Crushing or cutting injuries to a limb impacting deeper tissues could cause permanent damage. People even have phantom pain in amputated limbs because the nerve was damaged in such a way that it continues to send corrupted signals to the brain long after the extremity is removed.

Is Neuropathy Always Permanent?

No. It’s important to note that the sooner you seek treatment, the better the outcome. Your chiropractor can help create an inner environment conducive to healing for the best possible outcome. Nerves need plenty of the right nourishment, oxygen, free range of motion, and adequate blood flow to have the best chance at healing and regeneration. Your chiropractor can use technology, nutritional education, and exercises to improve all four conditions. It is possible to reverse neuropathy in some cases.

Final Thoughts

If you’ve suffered trauma that causes you to experience burning, buzzing, numbness, or pins and needles in your hands and feet, you’re not alone.

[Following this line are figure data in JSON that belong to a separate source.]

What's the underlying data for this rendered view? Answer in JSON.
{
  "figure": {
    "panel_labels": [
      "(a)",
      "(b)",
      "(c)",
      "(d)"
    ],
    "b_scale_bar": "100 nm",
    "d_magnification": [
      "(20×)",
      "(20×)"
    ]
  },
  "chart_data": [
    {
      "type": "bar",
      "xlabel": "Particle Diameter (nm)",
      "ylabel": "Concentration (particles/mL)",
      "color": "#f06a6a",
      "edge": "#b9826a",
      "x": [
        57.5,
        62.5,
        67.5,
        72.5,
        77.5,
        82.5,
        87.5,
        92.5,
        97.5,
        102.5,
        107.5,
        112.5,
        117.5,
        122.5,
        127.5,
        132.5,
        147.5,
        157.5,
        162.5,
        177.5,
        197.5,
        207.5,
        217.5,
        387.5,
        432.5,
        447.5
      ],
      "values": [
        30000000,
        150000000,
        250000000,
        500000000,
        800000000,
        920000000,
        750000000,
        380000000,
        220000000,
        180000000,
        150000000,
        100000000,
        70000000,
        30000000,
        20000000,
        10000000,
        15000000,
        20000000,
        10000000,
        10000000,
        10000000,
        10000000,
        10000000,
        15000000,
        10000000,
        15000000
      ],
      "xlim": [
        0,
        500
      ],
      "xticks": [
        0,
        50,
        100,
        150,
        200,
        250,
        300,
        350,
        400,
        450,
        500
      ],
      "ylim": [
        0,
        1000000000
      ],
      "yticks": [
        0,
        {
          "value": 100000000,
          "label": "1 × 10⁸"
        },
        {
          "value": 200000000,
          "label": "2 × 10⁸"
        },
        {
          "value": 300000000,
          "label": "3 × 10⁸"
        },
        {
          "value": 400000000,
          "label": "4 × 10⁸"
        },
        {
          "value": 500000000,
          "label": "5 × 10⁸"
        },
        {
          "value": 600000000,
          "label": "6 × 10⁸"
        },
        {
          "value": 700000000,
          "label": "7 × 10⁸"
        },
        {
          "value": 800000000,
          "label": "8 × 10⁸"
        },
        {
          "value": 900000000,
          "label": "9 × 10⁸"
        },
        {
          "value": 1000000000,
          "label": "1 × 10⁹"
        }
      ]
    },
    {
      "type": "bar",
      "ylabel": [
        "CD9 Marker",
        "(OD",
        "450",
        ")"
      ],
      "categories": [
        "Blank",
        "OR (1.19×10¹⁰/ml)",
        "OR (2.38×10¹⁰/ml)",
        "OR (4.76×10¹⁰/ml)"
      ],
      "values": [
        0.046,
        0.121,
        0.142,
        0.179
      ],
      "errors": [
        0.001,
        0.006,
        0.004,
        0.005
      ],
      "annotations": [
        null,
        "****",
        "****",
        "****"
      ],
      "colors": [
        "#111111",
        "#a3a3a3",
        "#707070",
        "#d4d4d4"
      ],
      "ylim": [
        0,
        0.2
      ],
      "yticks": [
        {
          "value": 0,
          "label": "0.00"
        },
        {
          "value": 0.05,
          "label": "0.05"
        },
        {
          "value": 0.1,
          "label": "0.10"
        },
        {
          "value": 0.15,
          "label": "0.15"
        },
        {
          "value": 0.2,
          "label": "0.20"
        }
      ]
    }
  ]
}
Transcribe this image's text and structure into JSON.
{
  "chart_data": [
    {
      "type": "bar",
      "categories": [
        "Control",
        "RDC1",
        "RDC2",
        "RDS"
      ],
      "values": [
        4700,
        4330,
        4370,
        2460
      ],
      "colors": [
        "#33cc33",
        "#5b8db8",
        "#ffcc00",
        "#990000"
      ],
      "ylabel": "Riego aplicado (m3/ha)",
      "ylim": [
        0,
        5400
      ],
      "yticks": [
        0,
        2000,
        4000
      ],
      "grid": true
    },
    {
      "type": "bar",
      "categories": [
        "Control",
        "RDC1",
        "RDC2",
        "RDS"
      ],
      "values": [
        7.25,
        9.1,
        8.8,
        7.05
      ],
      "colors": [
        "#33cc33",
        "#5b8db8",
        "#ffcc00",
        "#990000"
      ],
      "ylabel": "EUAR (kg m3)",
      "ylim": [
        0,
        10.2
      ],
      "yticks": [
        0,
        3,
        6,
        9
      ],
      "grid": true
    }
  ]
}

Even with the best treatments, it takes time for nerves to heal, but there are ways to mitigate your symptoms while you heal.

Do all your assigned exercises to rehab the affected area. Avoid alcohol and nicotine, as they can restrict blood flow to your nerves. Keep your blood sugar under control if you have diabetes or metabolic resistance. Get plenty of rest and manage your stress levels. Providing your body with the tools and conditions it needs to heal your nerves will give you the best possible outcome.


The information, including but not limited to, texts, graphics, images, and other material contained in this article are for informational purposes only. None of the material mentioned is intended to be a substitute for professional medical advice, diagnosis, or treatment. Always seek the advice of your physician or other qualified healthcare provider with any questions you may have regarding a medical condition or treatment and before undertaking a new care regimen. Never disregard professional medical advice or delay in seeking it because of something you have read in this article.